1. HABERLER

  2. ETKİNLİK

  3. Düsseldorf’ta Şehid Muhammed Mursi İçin Gıyabi Cenaze Namazı Kılındı
Düsseldorf’ta Şehid Muhammed Mursi İçin Gıyabi Cenaze Namazı Kılındı

Düsseldorf’ta Şehid Muhammed Mursi İçin Gıyabi Cenaze Namazı Kılındı

Almanya’nın Düsseldorf şehrinde Mısır’da darbeci Sisi’nin mahkemesinde şehit edilen Muhammed Mursi için gıyabi cenaze namazı kılındı ve basın açıklaması yapıldı.

23 Haziran 2019 Pazar 20:00A+A-

İrşad Kitabevi tarafından düzenlenen etkinlikte yaklaşık 100 kişi katıldı. Şehir merkezinin en kalabalık meydanı olan Schadowplatz’da açılan pankart, döviz ve sloganlarla Sisi cuntası lanetlendi. Almanca ve Türkçe okunan bildirilerde Avrupa Birliği’nin iki yüzlülüğü dile getirildi.
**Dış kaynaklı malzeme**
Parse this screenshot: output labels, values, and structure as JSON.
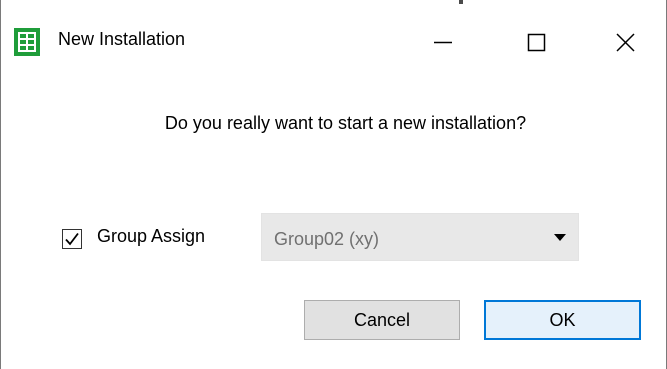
{
  "window": {
    "title": "New Installation",
    "icon": "grid-app-icon",
    "controls": {
      "minimize": "minimize-icon",
      "maximize": "maximize-icon",
      "close": "close-icon"
    }
  },
  "dialog": {
    "question": "Do you really want to start a new installation?",
    "group_assign": {
      "label": "Group Assign",
      "checked": true,
      "selected_value": "Group02 (xy)"
    },
    "buttons": {
      "cancel_label": "Cancel",
      "ok_label": "OK"
    }
  },
  "colors": {
    "icon_green": "#1f9d3a",
    "accent_blue": "#0078d7",
    "ok_fill": "#e5f1fb",
    "button_fill": "#e1e1e1",
    "combo_fill": "#e8e8e8"
  }
}
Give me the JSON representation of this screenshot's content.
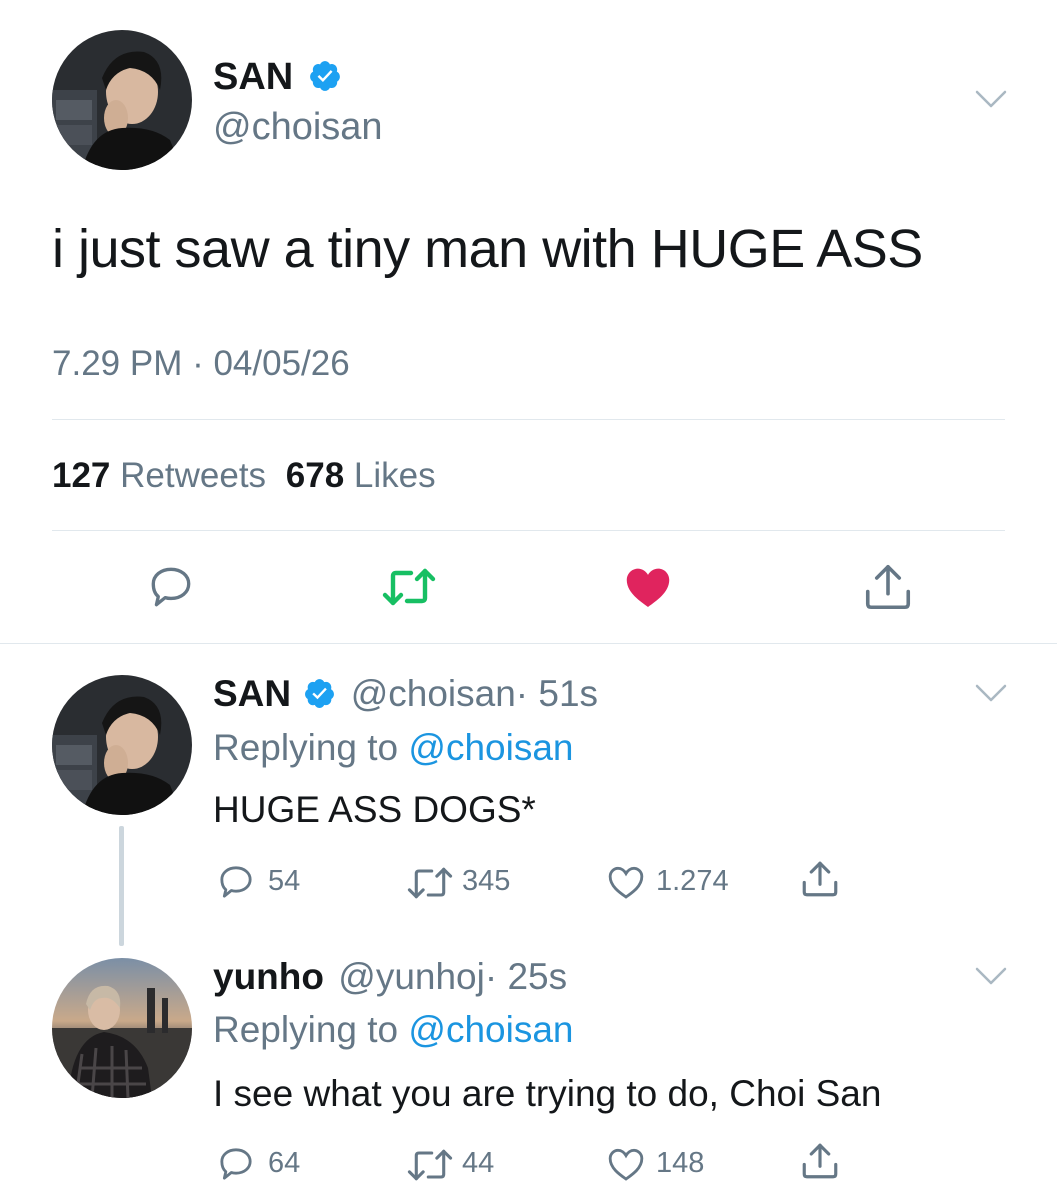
{
  "main_tweet": {
    "display_name": "SAN",
    "handle": "@choisan",
    "text": "i just saw a tiny man with HUGE ASS",
    "timestamp": "7.29 PM · 04/05/26",
    "retweets_count": "127",
    "retweets_label": "Retweets",
    "likes_count": "678",
    "likes_label": "Likes",
    "liked": true
  },
  "replies": [
    {
      "display_name": "SAN",
      "handle": "@choisan",
      "time": "· 51s",
      "replying_prefix": "Replying to",
      "replying_to": "@choisan",
      "text": "HUGE ASS DOGS*",
      "reply_count": "54",
      "retweet_count": "345",
      "like_count": "1.274",
      "verified": true
    },
    {
      "display_name": "yunho",
      "handle": "@yunhoj",
      "time": "· 25s",
      "replying_prefix": "Replying to",
      "replying_to": "@choisan",
      "text": "I see what you are trying to do, Choi San",
      "reply_count": "64",
      "retweet_count": "44",
      "like_count": "148",
      "verified": false
    }
  ],
  "colors": {
    "text": "#14171a",
    "secondary": "#657786",
    "link": "#1b95e0",
    "verified": "#1da1f2",
    "retweet": "#17bf63",
    "like": "#e0245e",
    "divider": "#e1e8ed"
  }
}
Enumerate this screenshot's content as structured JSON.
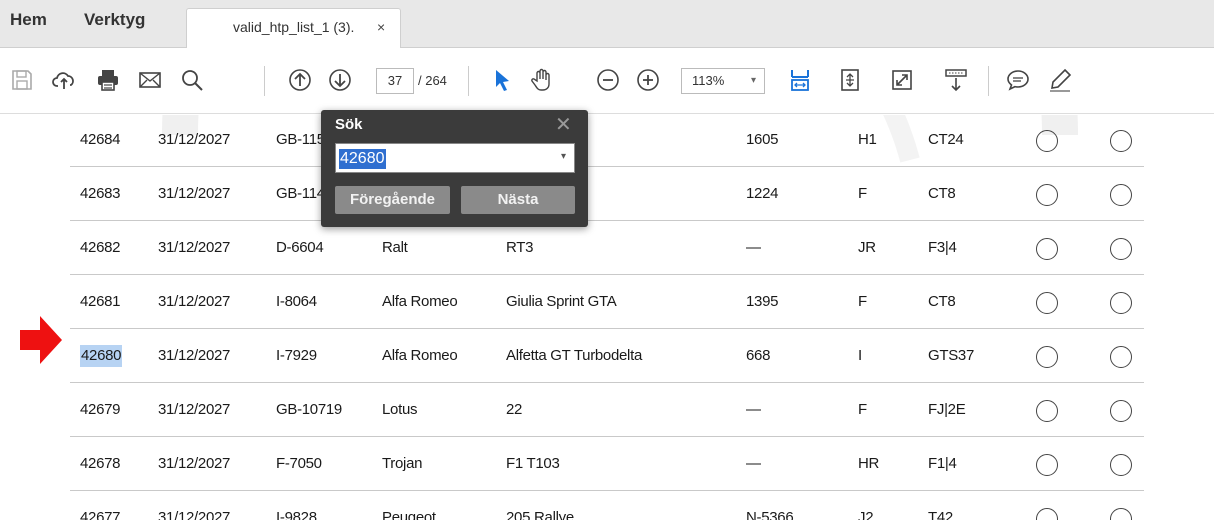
{
  "tabs": {
    "home": "Hem",
    "tools": "Verktyg",
    "document": "valid_htp_list_1 (3).",
    "close": "×"
  },
  "toolbar": {
    "page_current": "37",
    "page_total": "/ 264",
    "zoom": "113%",
    "zoom_caret": "▾"
  },
  "search": {
    "label": "Sök",
    "close": "✕",
    "value": "42680",
    "dropdown": "▾",
    "prev": "Föregående",
    "next": "Nästa"
  },
  "rows": [
    [
      "42684",
      "31/12/2027",
      "GB-115",
      "",
      "00",
      "1605",
      "H1",
      "CT24"
    ],
    [
      "42683",
      "31/12/2027",
      "GB-114",
      "",
      "ina Lotus",
      "1224",
      "F",
      "CT8"
    ],
    [
      "42682",
      "31/12/2027",
      "D-6604",
      "Ralt",
      "RT3",
      "—",
      "JR",
      "F3|4"
    ],
    [
      "42681",
      "31/12/2027",
      "I-8064",
      "Alfa Romeo",
      "Giulia Sprint GTA",
      "1395",
      "F",
      "CT8"
    ],
    [
      "42680",
      "31/12/2027",
      "I-7929",
      "Alfa Romeo",
      "Alfetta GT Turbodelta",
      "668",
      "I",
      "GTS37"
    ],
    [
      "42679",
      "31/12/2027",
      "GB-10719",
      "Lotus",
      "22",
      "—",
      "F",
      "FJ|2E"
    ],
    [
      "42678",
      "31/12/2027",
      "F-7050",
      "Trojan",
      "F1 T103",
      "—",
      "HR",
      "F1|4"
    ],
    [
      "42677",
      "31/12/2027",
      "I-9828",
      "Peugeot",
      "205 Rallye",
      "N-5366",
      "J2",
      "T42"
    ]
  ],
  "colors": {
    "arrow": "#ee1111",
    "accent_blue": "#1a73d9",
    "highlight": "#b7d3f3"
  }
}
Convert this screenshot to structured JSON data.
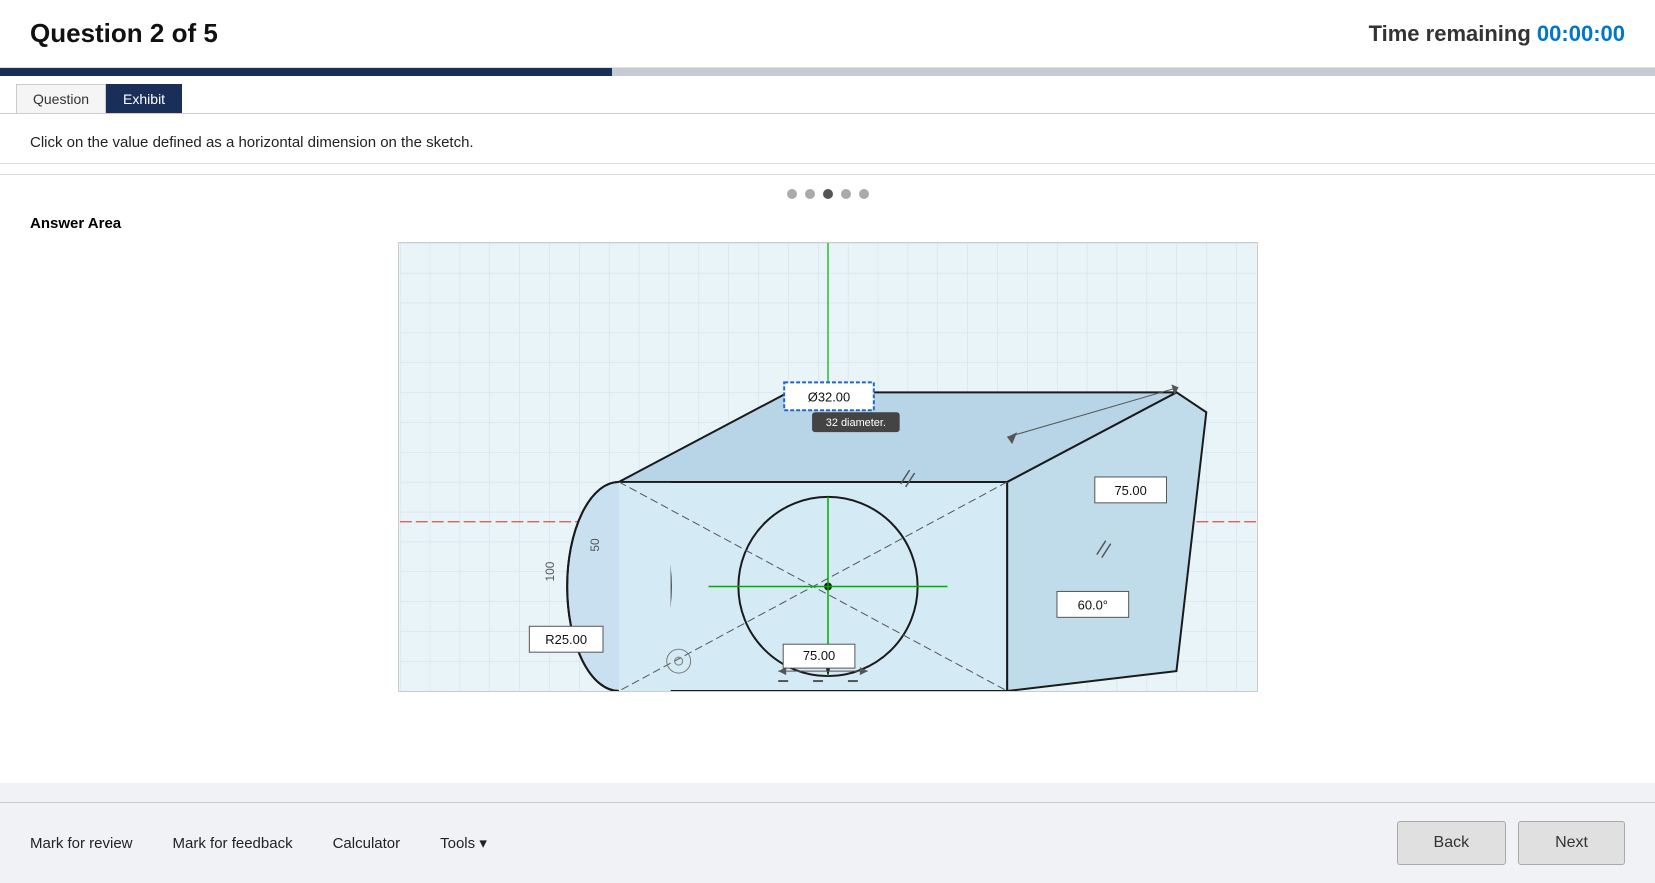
{
  "header": {
    "title": "Question 2 of 5",
    "time_label": "Time remaining",
    "time_value": "00:00:00"
  },
  "progress": {
    "percent": 37
  },
  "tabs": [
    {
      "label": "Question",
      "active": false
    },
    {
      "label": "Exhibit",
      "active": true
    }
  ],
  "question": {
    "text": "Click on the value defined as a horizontal dimension on the sketch."
  },
  "dots": [
    {
      "active": false
    },
    {
      "active": false
    },
    {
      "active": true
    },
    {
      "active": false
    },
    {
      "active": false
    }
  ],
  "answer_area": {
    "label": "Answer Area"
  },
  "sketch": {
    "dimensions": {
      "diameter": "Ø32.00",
      "radius": "R25.00",
      "angle": "60.0°",
      "length75_top": "75.00",
      "length75_bottom": "75.00",
      "length50": "50",
      "length100": "100"
    },
    "tooltip": "32 diameter."
  },
  "footer": {
    "mark_review": "Mark for review",
    "mark_feedback": "Mark for feedback",
    "calculator": "Calculator",
    "tools": "Tools",
    "back": "Back",
    "next": "Next"
  }
}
Mısırlıların da destek verdiği eylemin sonunda Mursi için gıyabi cenaze namazı kılındı. Cuma günüde Duisburg şehrinde Beytusselam derneğinin mescidinde Mursi için Cuma namazı sonrası gıyabi cenaze namazı kılınmıştı.

Türkçe okunan Bildiri:

“Zalimler yakında nasıl bir inkılapla devrileceklerini görecekler”  (Şuara Suresi - 227)​

Mısırda yıllarca süren askeri rejim vesayetine son veren Mısır halkı Amerikan ve İsrail uşaklığını yapan hain Sisi tarafından tekrar askeri bir darbe yapılarak Mısır tarihinde ilk defa seçimle başa gelen Muhammed Mursi’yi devirmiş ve binlerce insanı katletmekle yetinmeyen rejim, binlerce İhvan üyesini de tutuklatmıştır. Kutlu direnişin üzerinden 6 yıl geçmesine rağmen Mısır zindanlarında Şehit haberleri gelmeye devam ediyor. Mısır’ın ilk ve tek meşru Cumhurbaşkanı Muhammed Mursi, yıllardır böbrek, karaciğer ve şeker hastalıklarından muzdarip olduğu halde, tedavileri keyfi biçimde engellenmiş, olumsuz hapishane koşullarında durumunun kötüleşmesi beklenmiştir. Günün 23 saatini tek başına hücre hapsinde geçiren Mursi, hayatının ciddi tehdit altında olduğunu daha bir kaç ay önce bizzat kendisi mahkemede açıklamıştı. Şehit Mursi’yi idam cezasıyla yargılayan Mısır cuntası, karar çıksa bile bir cumhurbaşkanını idam etmenin siyasi sonuçlarına katlanamayacağını bildiği için onu yavaş bir süreçte öldürmeyi tercih etmiştir.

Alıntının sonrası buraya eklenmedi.